Whenever I have to survive something in my life, be it a boring day at a mindless job or a brutal midwestern winter, I tend to cinema-tize the experience. I art-direct my challenges visually or dramatize them emotionally in order to enjoy what otherwise seems unenjoyable.
Surviving the recession this winter was quickly becoming a flat and un-fun affair, so I decided to heighten the experience into something atmospheric and ultimately enriching. I romanticized an escape from the material wants and worries of our current times by revisiting the old-school sources of a man’s wealth: family, friends, and family-friendly games.

I endeavored to have my mother re-teach my Pinochle over the Christmas holiday. As a daughter of German immigrants growing up in post-war Detroit, it was an important part of my mother’s childhood and heritage. “We Germans take our Pinochle very seriously,” she said, as she led my family through the ins and outs of the game at my sister’s kitchen table. “When in doubt, play a Queen,” she instructed.
Gaining this knowledge from my mother was only half of my recession-fueled master plan.
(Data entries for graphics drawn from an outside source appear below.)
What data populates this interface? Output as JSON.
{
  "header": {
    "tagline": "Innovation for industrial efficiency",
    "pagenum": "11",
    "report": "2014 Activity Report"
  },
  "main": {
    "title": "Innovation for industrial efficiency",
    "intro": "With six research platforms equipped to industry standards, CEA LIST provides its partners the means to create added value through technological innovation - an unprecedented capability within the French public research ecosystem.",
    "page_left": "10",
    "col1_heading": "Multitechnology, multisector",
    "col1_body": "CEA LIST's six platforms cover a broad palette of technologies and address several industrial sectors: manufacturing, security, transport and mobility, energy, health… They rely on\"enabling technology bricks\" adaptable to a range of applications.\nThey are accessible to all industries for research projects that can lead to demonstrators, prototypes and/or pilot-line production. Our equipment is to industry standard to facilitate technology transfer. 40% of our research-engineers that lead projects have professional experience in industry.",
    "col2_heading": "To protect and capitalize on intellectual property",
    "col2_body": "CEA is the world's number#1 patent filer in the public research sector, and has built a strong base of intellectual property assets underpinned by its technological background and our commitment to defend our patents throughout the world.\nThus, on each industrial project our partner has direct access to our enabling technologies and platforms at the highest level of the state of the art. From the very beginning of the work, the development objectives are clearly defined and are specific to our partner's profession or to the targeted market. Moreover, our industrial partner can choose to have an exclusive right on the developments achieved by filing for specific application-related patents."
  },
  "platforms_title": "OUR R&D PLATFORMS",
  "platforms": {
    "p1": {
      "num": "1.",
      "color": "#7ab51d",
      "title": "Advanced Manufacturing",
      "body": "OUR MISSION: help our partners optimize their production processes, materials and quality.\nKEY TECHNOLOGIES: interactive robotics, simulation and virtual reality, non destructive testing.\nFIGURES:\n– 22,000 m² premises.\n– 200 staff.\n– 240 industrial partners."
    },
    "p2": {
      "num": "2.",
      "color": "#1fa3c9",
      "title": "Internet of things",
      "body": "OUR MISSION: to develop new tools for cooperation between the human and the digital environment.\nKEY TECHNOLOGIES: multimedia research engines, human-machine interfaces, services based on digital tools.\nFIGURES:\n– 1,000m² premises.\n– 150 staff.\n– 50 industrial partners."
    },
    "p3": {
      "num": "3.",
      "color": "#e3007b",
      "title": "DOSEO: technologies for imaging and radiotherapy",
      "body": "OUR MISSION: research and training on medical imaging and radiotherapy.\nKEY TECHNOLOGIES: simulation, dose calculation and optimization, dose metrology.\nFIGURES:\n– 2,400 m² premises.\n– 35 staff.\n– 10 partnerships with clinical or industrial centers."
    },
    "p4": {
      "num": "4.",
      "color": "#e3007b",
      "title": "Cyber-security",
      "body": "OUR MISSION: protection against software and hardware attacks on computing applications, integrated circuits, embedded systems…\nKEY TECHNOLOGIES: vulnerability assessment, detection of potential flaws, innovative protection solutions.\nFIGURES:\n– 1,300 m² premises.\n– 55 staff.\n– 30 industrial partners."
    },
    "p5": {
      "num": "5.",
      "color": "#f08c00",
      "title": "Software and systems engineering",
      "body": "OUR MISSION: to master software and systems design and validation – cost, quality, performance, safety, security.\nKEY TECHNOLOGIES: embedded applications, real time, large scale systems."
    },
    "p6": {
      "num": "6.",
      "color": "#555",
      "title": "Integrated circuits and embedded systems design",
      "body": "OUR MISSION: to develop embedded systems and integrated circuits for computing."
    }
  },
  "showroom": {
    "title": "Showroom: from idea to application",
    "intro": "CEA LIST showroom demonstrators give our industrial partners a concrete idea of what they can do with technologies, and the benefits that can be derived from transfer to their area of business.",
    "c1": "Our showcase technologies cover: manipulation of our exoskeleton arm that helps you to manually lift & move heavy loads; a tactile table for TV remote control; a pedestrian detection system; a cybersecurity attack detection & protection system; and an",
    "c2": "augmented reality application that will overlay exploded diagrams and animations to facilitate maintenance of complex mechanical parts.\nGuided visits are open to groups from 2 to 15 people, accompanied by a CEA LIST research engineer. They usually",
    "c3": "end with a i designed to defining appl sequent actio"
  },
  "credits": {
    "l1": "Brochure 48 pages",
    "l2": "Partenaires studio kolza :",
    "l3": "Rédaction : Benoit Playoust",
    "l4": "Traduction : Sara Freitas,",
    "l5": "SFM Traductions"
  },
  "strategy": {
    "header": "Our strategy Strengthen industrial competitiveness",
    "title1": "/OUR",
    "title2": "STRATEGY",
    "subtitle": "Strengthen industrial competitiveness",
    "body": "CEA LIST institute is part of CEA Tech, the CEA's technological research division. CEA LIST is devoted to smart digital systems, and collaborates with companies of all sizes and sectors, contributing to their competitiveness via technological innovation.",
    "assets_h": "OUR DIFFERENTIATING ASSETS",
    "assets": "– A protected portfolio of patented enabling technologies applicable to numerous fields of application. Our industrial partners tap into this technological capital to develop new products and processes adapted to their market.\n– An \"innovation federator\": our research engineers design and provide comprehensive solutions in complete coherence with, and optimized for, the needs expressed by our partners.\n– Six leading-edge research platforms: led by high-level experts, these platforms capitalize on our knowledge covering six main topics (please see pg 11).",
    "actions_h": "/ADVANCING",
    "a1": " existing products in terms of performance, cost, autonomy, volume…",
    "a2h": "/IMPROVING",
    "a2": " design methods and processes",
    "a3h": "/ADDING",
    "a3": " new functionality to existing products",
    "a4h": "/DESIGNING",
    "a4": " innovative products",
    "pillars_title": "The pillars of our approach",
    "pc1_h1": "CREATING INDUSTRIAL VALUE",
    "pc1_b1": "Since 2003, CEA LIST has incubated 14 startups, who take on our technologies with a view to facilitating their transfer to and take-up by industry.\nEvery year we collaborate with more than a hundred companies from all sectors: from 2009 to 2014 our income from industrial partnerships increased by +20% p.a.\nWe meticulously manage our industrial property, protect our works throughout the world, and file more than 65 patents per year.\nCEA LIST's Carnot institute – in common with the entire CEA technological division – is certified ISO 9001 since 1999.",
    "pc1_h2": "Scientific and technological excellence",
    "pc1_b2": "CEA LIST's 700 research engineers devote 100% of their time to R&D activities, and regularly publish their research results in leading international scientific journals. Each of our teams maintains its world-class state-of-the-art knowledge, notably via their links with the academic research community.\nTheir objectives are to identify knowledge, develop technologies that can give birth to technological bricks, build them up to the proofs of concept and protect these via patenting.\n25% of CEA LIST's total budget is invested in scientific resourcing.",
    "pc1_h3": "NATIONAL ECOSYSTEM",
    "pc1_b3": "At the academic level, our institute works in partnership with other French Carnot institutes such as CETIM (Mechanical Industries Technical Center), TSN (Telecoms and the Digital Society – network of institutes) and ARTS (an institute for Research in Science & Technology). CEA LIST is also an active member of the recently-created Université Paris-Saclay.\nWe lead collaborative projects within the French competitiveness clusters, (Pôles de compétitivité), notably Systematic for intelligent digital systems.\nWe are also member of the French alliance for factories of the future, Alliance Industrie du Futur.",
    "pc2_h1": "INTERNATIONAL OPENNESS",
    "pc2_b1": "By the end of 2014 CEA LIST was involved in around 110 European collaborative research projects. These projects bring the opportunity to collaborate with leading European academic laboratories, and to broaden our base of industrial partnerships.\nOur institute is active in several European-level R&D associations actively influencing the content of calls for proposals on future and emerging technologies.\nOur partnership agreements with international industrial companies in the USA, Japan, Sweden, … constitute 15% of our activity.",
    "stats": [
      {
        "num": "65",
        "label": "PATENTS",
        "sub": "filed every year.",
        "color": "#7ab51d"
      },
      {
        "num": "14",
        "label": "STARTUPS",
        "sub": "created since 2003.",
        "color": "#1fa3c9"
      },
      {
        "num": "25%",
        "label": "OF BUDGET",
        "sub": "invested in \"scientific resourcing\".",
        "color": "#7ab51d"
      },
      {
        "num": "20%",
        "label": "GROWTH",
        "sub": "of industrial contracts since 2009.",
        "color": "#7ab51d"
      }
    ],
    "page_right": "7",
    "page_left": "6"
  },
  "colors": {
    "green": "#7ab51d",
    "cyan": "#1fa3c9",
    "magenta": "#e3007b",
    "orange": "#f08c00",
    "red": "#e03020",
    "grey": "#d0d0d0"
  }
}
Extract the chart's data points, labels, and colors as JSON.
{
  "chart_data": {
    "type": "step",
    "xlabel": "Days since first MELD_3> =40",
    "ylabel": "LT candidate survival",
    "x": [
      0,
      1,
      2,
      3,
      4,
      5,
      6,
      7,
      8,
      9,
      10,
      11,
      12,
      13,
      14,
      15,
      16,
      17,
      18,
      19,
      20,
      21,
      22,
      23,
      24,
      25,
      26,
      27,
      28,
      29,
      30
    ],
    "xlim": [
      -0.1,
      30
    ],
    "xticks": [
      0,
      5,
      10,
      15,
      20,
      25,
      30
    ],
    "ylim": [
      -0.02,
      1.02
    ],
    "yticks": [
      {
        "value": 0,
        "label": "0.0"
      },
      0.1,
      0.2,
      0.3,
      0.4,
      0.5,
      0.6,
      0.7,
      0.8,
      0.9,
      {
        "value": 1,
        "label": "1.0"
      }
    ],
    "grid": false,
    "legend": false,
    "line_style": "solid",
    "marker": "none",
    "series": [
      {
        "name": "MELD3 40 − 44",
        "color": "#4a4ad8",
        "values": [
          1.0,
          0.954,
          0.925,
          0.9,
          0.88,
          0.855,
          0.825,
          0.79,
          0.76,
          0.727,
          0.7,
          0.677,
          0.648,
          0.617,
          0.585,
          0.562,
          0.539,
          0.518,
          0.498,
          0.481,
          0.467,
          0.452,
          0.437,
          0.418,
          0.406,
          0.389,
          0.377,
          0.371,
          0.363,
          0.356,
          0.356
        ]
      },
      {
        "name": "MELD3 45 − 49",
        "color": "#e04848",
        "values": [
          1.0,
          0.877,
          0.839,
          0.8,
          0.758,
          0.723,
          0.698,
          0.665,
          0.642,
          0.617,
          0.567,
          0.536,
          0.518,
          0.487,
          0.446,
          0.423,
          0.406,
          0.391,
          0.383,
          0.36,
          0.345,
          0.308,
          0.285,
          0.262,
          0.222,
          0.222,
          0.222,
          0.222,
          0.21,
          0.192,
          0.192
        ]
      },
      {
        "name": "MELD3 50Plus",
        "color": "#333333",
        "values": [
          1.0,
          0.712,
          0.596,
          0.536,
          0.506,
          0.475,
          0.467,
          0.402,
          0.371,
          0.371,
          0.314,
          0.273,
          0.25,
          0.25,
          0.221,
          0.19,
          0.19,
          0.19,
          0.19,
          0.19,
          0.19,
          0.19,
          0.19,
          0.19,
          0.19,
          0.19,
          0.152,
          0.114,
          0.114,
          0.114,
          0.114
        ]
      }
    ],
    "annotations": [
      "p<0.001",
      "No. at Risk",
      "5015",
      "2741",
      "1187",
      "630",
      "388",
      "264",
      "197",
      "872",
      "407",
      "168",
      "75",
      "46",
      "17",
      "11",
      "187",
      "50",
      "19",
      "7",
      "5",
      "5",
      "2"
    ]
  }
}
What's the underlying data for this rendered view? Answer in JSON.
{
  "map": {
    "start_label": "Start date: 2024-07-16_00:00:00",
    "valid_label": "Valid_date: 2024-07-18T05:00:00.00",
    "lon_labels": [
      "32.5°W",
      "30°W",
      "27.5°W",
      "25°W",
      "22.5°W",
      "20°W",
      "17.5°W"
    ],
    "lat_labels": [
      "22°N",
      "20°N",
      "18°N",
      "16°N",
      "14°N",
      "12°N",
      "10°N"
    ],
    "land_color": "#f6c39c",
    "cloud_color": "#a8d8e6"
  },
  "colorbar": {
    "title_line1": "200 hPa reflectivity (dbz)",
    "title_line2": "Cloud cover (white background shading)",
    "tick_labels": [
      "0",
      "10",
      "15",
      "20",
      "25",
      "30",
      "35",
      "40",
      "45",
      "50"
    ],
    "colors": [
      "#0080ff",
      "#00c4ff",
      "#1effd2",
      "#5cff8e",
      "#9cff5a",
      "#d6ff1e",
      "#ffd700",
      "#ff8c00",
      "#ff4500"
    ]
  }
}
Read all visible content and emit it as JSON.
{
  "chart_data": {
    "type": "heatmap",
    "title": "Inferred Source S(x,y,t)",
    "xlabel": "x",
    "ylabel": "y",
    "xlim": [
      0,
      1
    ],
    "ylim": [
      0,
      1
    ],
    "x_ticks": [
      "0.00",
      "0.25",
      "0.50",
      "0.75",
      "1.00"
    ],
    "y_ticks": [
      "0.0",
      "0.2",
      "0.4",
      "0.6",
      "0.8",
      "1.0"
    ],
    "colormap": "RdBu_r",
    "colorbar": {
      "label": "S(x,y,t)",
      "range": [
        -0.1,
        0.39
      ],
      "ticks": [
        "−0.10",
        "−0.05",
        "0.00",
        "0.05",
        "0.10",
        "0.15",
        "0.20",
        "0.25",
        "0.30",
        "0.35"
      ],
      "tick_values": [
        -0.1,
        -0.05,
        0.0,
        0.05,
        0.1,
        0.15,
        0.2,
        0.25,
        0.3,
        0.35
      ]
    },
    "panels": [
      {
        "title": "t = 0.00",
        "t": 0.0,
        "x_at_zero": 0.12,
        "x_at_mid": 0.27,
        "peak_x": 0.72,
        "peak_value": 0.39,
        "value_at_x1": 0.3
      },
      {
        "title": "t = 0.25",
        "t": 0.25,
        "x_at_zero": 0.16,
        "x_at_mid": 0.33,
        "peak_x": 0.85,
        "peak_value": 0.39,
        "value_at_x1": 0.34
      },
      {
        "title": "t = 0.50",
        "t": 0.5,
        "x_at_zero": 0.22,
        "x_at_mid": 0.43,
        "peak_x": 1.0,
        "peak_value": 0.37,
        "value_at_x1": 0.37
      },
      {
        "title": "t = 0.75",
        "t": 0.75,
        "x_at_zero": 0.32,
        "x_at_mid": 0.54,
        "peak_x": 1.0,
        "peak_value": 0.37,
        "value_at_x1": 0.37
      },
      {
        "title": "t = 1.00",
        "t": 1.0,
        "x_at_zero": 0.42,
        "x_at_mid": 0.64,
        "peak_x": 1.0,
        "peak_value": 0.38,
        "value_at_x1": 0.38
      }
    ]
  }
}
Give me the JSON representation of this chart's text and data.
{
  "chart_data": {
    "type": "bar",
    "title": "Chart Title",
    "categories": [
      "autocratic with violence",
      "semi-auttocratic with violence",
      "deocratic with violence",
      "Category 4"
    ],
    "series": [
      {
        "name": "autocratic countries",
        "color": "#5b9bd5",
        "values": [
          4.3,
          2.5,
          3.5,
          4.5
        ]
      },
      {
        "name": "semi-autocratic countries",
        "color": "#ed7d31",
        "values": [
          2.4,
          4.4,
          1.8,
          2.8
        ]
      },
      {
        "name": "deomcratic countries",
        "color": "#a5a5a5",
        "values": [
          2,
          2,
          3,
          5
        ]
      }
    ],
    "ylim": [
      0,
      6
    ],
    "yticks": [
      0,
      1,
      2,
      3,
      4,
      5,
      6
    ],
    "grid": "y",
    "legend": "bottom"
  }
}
The other half was inviting friends I should’ve spent more time with these past years into my house for a self-made supper and Pinochle lessons from a newly-minted master: Myself.

Watching my friend Matt mumble to himself, “When in doubt, play a Queen,” just as my grandpa had taught my mother, and she had re-taught me, and I had now taught my sorely missed friends…well, it was just the kind of cozy, connecting scene I had set out to direct and delight in amidst this economic hassle everyone’s hoping to survive.